Çalışmamız bakımından en çok üzerinde durulan ve uygulamada en sık soru ve sorunlarla karşılaşılan konu, yabancı bayraklı yatlar ve bunlara ilişkin düzenlemelerdir. Bir deniz turizmi aracının yabancı bayrak taşıması, bu aracın sahibinin uyruğu veya yerleşim yeri hakkında bilgi vermektedir. Zira, Türk Uluslararası Gemi Sicili Kanunu16 ’nda bu sicile tescil edilebilecek gemi ve yatlar, sahiplerinin yerleşim yeri veya tabiiyetine göre belirlenmiş ve Türk bayrağı çekme hakkı da sicile tescilli deniz araçlarına tanınmıştır. TUGSK md. 7/I uyarınca, “Türk Uluslararası Gemi Siciline tescil edilen gemiler ve yatlar Türk Bayrağı çekerler”. Md. 5/I uyarınca ise, “Türkiye’de mukim Türk ve yabancı uyruklu gerçek kişiler ile Türkiye’de Türk mevzuatına göre kurulmuş şirketlere ait gemiler ve yatlar Türk Uluslararası Gemi Siciline tescil ettirilebilir”. Ayrıca, md. 7/II uyarınca, “Bu Kanun uyarınca Türk Bayrağı çeken gemiler ve yatlar milli mevzuatla tanınmış olan haklardan yararlanırlar.” Bununla beraber, maddenin devamında, Türk Ticaret Kanunu17 uyarınca Türk Bayrağı çekme hakkına sahip olmayan gemiler ve yatların Kabotaj Kanunu hükümlerinden yararlanamayacağı açıkça hükme bağlanmıştır. O halde, bu çalışma kapsamında ele alacağımız yabancı bayraklı deniz turizmi araçları, TTK md. 940 hükümlerine göre Türk bayrağı çekme hakkına sahip olmayan yatlar ve deniz turizmi araçlarını, yani bir Türk vatandaşı gerçek kişiye veya yönetiminin çoğunluğu Türk vatandaşlarında olan tüzel kişilere ait olmayan deniz turizmi araçlarını, ifade etmektedir.
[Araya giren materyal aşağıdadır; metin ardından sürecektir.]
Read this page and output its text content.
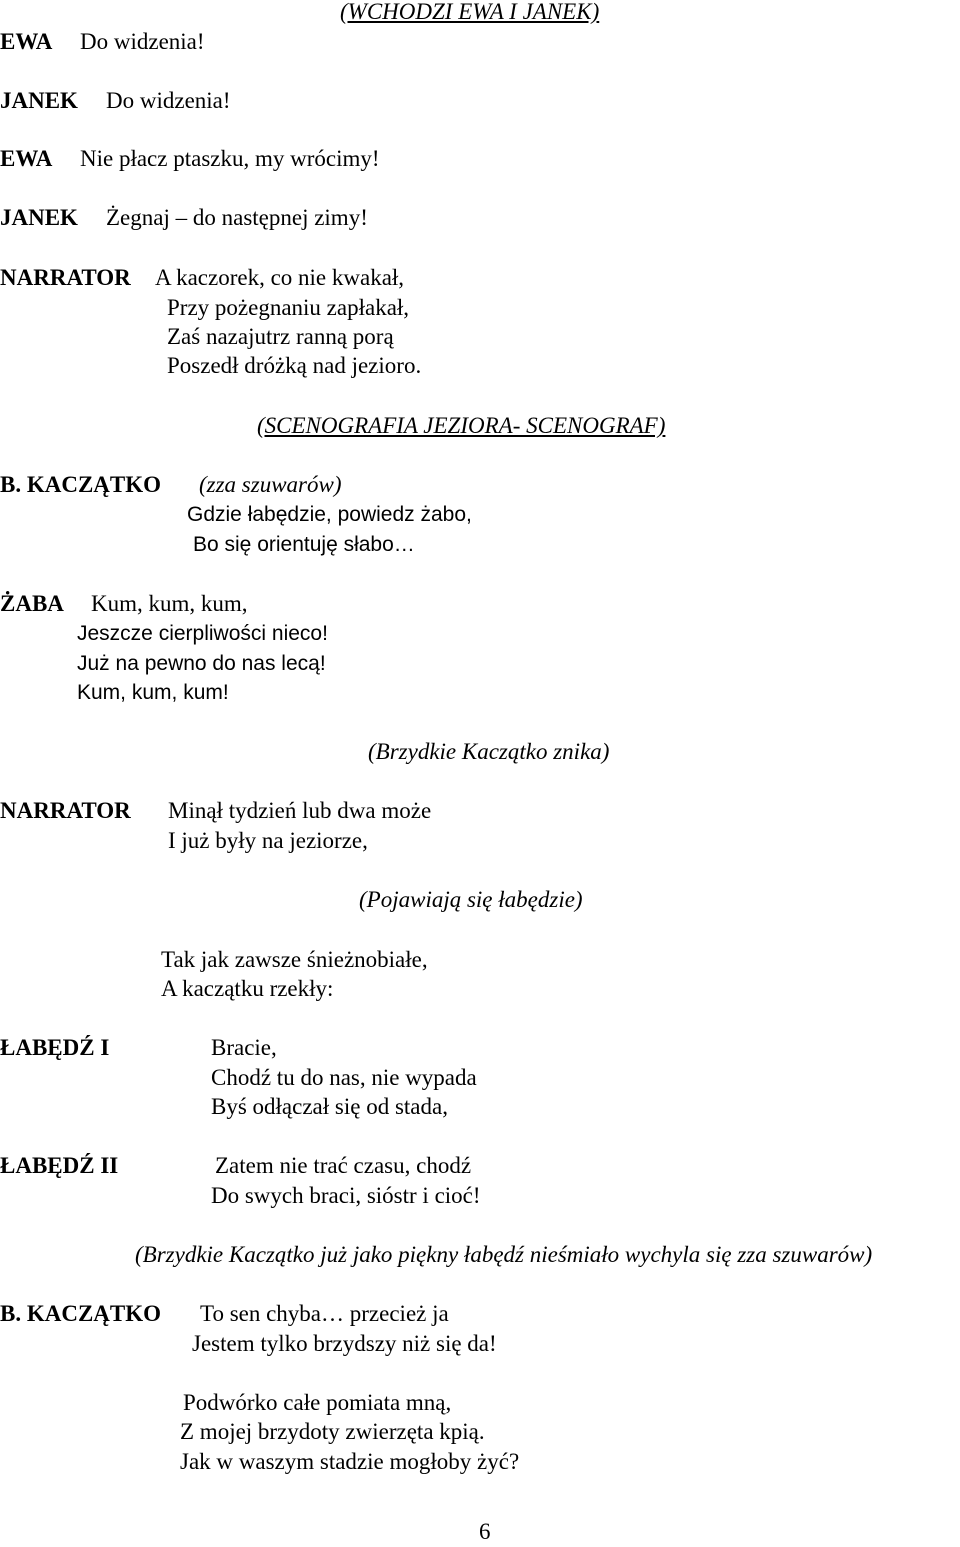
(WCHODZI EWA I JANEK)
EWA Do widzenia!
JANEK Do widzenia!
EWA Nie płacz ptaszku, my wrócimy!
JANEK Żegnaj – do następnej zimy!
NARRATOR A kaczorek, co nie kwakał,
Przy pożegnaniu zapłakał,
Zaś nazajutrz ranną porą
Poszedł dróżką nad jezioro.
(SCENOGRAFIA JEZIORA- SCENOGRAF)
B. KACZĄTKO (zza szuwarów)
Gdzie łabędzie, powiedz żabo,
Bo się orientuję słabo…
ŻABA Kum, kum, kum,
Jeszcze cierpliwości nieco!
Już na pewno do nas lecą!
Kum, kum, kum!
(Brzydkie Kaczątko znika)
NARRATOR Minął tydzień lub dwa może
I już były na jeziorze,
(Pojawiają się łabędzie)
Tak jak zawsze śnieżnobiałe,
A kaczątku rzekły:
ŁABĘDŹ I	Bracie,
Chodź tu do nas, nie wypada
Byś odłączał się od stada,
ŁABĘDŹ II	Zatem nie trać czasu, chodź
Do swych braci, sióstr i cioć!
(Brzydkie Kaczątko już jako piękny łabędź nieśmiało wychyla się zza szuwarów)
B. KACZĄTKO To sen chyba… przecież ja
Jestem tylko brzydszy niż się da!
Podwórko całe pomiata mną,
Z mojej brzydoty zwierzęta kpią.
Jak w waszym stadzie mogłoby żyć?
6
Bu kavramlara ek olarak, Deniz Turizmi Yönetmeliği md. 4/h’de “Deniz turizmi tesisleri yatırım veya işletmecisi”, “Bakanlıktan turizm yatırımı veya turizm işletmesi belgesi almak suretiyle faaliyette bulunan deniz turizmi tesisi yatırım ve işletmeciliği yapan, gerçek veya tüzel kişiler” olarak ve md. 4/g’de de “Deniz turizmi araçları işletmecisi”, “Bakanlıktan turizm işletmesi belgesi alınmak suretiyle deniz turizmi araçlarını işleten gerçek veya tüzel kişiler” olarak tanımlanmıştır.

II. DENİZ TURİZMİ ARAÇLARININ TÜRK KARASULARINA GİRİŞ - ÇIKIŞ VE SEYİR ESASLARI

Deniz turizmi araçlarının Türk karasuları18 ve limanları arasında seyir esasları, Turizmi Teşvik Kanunu’nun 28. maddesinde ve Deniz Turizmi Yönetmeliği’nin Sekizinci Bölümünde 40 - 45. maddeler arasında düzenlenmiştir.